Les rêves d’enfant de David Gauchard sont pleins de glaciers, de grands pingouins et d’aurores boréales. Le metteur en scène n’a pourtant pas grandi en régions polaires. Associé au Théâtre de l’Union, à Limoges, le fondateur de la compagnie L’unijambiste est né en France et n’avait jamais vu un igloo avant d’entreprendre la création d’Inuk, un spectacle présenté à l’occasion des 32e Francophonies en Limousin, festival dédié aux écritures théâtrales francophones.
Mémoire indirecte
À vrai dire, les rêves de Gauchard sont nourris de récits. Ceux de son grand-père, qui était Terre-Neuva et quittait sa famille pendant plusieurs mois pour pêcher la morue dans les mers de Terre-Neuve ou du Groenland. Entre temps, les récits d’hier ont perdu de leur netteté. Inuk est donc une entreprise d’archéologie de cette mémoire indirecte de l’Arctique.
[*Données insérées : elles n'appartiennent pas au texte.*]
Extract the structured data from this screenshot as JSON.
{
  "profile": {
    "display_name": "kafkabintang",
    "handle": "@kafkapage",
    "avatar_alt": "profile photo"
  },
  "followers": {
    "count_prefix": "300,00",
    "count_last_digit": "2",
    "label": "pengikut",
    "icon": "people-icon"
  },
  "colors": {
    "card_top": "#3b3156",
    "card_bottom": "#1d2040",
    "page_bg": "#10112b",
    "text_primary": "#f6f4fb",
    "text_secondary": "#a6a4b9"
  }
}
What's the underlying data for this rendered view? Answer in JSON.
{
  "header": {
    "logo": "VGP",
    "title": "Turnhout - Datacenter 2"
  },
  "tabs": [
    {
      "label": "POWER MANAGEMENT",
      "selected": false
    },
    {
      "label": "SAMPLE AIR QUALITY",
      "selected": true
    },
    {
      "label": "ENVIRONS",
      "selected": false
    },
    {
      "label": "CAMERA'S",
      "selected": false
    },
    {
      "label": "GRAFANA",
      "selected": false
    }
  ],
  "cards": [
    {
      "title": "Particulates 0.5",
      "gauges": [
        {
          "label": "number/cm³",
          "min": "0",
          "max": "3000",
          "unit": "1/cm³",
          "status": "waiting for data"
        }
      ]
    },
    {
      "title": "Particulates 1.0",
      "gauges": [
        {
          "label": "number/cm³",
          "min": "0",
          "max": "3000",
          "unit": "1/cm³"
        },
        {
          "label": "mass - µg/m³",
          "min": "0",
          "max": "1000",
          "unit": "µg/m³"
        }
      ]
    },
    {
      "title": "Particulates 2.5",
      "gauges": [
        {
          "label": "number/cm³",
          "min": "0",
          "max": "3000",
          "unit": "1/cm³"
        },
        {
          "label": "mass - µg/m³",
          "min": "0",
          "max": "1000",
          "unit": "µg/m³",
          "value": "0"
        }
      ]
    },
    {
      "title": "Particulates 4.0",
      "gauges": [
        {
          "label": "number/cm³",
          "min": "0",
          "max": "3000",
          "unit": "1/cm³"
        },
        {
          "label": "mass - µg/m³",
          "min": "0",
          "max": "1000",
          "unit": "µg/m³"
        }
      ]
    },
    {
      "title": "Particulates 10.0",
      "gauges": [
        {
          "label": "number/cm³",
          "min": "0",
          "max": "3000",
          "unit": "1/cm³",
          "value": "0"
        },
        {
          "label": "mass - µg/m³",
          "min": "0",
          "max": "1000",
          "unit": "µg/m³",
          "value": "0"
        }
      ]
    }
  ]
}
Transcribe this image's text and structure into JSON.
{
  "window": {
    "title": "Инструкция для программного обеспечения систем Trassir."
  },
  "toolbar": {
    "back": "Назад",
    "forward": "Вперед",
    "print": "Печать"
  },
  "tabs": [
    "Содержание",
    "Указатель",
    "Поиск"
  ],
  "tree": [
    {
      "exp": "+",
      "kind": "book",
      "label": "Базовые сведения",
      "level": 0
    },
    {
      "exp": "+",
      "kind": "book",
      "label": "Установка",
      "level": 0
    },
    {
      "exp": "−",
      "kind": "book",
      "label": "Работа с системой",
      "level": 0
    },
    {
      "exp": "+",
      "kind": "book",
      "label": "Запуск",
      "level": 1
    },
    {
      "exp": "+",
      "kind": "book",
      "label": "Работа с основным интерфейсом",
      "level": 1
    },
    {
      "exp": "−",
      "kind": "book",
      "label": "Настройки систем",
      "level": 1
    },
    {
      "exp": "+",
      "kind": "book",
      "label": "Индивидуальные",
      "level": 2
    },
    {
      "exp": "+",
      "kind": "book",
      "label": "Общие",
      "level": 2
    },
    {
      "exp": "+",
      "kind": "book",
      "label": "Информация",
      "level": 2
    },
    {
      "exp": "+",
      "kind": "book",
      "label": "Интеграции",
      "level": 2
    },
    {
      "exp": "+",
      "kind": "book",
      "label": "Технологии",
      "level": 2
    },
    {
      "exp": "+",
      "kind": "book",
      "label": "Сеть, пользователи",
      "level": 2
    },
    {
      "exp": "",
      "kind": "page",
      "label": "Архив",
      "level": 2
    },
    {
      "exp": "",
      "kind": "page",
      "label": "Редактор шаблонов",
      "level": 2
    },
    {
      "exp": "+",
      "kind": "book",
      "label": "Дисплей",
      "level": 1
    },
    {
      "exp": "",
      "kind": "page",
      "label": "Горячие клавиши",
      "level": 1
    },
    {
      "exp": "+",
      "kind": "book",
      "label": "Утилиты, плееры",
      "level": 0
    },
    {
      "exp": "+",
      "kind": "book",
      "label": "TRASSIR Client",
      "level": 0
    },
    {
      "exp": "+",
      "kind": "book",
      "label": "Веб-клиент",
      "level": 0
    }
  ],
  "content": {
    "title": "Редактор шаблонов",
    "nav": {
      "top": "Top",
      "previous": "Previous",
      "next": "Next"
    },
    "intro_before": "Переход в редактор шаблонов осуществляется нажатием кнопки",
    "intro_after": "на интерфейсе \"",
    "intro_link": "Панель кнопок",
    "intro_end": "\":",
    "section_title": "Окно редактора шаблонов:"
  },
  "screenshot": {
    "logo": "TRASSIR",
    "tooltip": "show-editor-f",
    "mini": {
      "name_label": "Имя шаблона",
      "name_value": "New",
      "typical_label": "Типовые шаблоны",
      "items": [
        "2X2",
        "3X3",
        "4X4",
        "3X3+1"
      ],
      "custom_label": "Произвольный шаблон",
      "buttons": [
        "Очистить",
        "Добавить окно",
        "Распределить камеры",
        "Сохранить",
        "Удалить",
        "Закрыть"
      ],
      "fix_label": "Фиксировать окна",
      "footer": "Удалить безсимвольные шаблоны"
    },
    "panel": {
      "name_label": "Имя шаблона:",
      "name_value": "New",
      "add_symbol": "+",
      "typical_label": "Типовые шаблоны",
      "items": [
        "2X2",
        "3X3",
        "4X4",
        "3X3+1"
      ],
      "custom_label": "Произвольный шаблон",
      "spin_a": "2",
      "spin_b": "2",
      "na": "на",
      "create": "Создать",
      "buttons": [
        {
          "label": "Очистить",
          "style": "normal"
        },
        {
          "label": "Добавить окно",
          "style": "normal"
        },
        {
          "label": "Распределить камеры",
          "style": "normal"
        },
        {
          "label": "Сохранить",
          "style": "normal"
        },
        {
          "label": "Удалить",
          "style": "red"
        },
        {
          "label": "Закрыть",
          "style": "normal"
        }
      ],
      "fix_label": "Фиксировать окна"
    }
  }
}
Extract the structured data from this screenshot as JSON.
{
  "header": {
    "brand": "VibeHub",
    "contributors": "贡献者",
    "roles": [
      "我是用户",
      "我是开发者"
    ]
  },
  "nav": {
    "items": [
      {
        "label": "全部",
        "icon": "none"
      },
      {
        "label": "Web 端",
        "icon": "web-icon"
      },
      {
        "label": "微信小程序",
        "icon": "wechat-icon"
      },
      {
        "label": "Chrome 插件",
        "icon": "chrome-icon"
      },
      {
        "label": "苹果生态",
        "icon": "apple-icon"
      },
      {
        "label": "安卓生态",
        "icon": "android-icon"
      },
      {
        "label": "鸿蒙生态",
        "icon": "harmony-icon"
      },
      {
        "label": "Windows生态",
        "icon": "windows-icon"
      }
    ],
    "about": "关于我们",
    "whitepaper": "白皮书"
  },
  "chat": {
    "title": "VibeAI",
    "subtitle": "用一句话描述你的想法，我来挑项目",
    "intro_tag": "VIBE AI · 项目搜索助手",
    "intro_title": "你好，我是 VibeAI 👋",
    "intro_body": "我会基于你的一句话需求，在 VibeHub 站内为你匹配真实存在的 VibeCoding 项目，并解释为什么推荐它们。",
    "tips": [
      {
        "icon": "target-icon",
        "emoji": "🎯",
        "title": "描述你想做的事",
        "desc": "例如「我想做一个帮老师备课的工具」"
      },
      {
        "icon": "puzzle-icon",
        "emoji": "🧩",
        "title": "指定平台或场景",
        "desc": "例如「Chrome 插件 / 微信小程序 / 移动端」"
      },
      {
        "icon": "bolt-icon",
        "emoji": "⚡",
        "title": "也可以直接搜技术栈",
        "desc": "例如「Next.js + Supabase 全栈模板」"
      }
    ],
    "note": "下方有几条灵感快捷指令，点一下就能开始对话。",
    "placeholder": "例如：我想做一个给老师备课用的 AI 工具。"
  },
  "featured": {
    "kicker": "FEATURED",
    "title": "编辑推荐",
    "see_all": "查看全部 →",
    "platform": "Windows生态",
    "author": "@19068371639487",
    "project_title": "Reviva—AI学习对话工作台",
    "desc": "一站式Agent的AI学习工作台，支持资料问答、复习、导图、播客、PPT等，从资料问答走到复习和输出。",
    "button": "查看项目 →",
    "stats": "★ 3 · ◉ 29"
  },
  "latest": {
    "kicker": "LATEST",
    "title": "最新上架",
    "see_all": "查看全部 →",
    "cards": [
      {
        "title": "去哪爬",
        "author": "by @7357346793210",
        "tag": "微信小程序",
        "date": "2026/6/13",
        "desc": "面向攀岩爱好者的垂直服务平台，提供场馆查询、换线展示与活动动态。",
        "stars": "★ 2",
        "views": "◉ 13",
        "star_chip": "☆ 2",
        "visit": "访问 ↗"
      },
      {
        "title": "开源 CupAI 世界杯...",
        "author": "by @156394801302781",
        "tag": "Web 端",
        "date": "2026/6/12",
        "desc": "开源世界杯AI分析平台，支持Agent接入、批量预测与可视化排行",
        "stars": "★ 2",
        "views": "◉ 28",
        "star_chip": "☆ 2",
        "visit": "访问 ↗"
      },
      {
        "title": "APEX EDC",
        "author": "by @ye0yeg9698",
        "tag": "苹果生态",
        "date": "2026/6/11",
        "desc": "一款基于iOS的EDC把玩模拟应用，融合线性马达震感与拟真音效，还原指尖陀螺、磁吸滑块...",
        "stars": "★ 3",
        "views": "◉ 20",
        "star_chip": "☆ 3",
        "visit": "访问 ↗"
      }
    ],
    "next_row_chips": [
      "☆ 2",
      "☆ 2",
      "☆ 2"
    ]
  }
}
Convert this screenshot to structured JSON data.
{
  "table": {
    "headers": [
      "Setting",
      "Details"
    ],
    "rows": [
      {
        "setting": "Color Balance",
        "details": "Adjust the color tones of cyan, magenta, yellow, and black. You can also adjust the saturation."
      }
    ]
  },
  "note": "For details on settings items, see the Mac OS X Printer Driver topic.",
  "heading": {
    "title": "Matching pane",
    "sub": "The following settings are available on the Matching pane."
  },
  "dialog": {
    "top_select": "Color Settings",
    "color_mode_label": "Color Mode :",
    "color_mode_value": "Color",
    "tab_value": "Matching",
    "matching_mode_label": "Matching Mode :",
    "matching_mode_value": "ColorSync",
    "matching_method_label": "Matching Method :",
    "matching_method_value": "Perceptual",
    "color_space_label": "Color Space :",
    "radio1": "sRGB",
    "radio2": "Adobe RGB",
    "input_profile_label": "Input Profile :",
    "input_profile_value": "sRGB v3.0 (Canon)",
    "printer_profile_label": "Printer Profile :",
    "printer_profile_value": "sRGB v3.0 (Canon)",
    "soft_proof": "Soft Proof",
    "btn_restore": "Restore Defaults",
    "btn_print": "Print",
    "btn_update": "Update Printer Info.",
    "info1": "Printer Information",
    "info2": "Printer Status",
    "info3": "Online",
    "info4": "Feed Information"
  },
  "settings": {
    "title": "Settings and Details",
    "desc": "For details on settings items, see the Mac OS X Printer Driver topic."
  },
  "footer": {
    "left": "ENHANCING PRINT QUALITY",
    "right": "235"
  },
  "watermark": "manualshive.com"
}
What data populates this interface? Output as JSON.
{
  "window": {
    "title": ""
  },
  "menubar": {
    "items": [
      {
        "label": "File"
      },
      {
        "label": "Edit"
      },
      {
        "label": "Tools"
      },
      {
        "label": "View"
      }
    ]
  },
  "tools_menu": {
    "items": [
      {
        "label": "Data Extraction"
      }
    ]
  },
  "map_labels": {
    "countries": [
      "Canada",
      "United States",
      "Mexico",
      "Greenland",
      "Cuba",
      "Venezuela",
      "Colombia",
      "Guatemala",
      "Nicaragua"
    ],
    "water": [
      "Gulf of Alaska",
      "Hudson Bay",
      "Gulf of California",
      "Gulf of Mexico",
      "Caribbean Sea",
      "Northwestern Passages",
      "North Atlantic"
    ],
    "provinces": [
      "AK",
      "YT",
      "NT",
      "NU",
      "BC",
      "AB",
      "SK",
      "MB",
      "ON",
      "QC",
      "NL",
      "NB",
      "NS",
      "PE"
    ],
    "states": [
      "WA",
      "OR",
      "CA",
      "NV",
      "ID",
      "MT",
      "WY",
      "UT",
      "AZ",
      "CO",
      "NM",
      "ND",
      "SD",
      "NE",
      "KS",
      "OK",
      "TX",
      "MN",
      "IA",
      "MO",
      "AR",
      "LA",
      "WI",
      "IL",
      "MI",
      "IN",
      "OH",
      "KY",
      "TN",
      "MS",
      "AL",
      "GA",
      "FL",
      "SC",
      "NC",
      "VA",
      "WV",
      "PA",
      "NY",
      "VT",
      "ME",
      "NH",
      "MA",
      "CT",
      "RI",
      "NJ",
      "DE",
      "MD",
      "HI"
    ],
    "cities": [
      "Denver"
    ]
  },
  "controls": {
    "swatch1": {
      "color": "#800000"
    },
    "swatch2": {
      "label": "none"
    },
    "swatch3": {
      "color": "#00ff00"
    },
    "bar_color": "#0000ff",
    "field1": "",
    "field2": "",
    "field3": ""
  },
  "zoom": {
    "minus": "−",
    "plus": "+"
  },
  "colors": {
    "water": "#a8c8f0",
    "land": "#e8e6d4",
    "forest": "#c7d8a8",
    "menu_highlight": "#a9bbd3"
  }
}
Mais le spectacle n’est pas construit ainsi : l’enfance n’y est présente que par le public auquel il s’adresse et on y rencontre aucun personnage. Emmitouflés dans leur doudoune rouge, masqués parfois de têtes de phoques, d’ours polaires ou d’autres animaux des grands froids, les comédiens Emmanuelle Hiron et Nicolas Petisoff n’incarnent personne en particulier. Les rares fois où ils parlent à la première personne, leurs mots sont ceux d’Inuits anonymes, réels ou imaginaires. Ils disent le quotidien du Nunavik. Les gestes de la vie dans en paysage gelé et surtout la perte de la culture traditionnelle, du fait de la présence occidentale et de la modernité.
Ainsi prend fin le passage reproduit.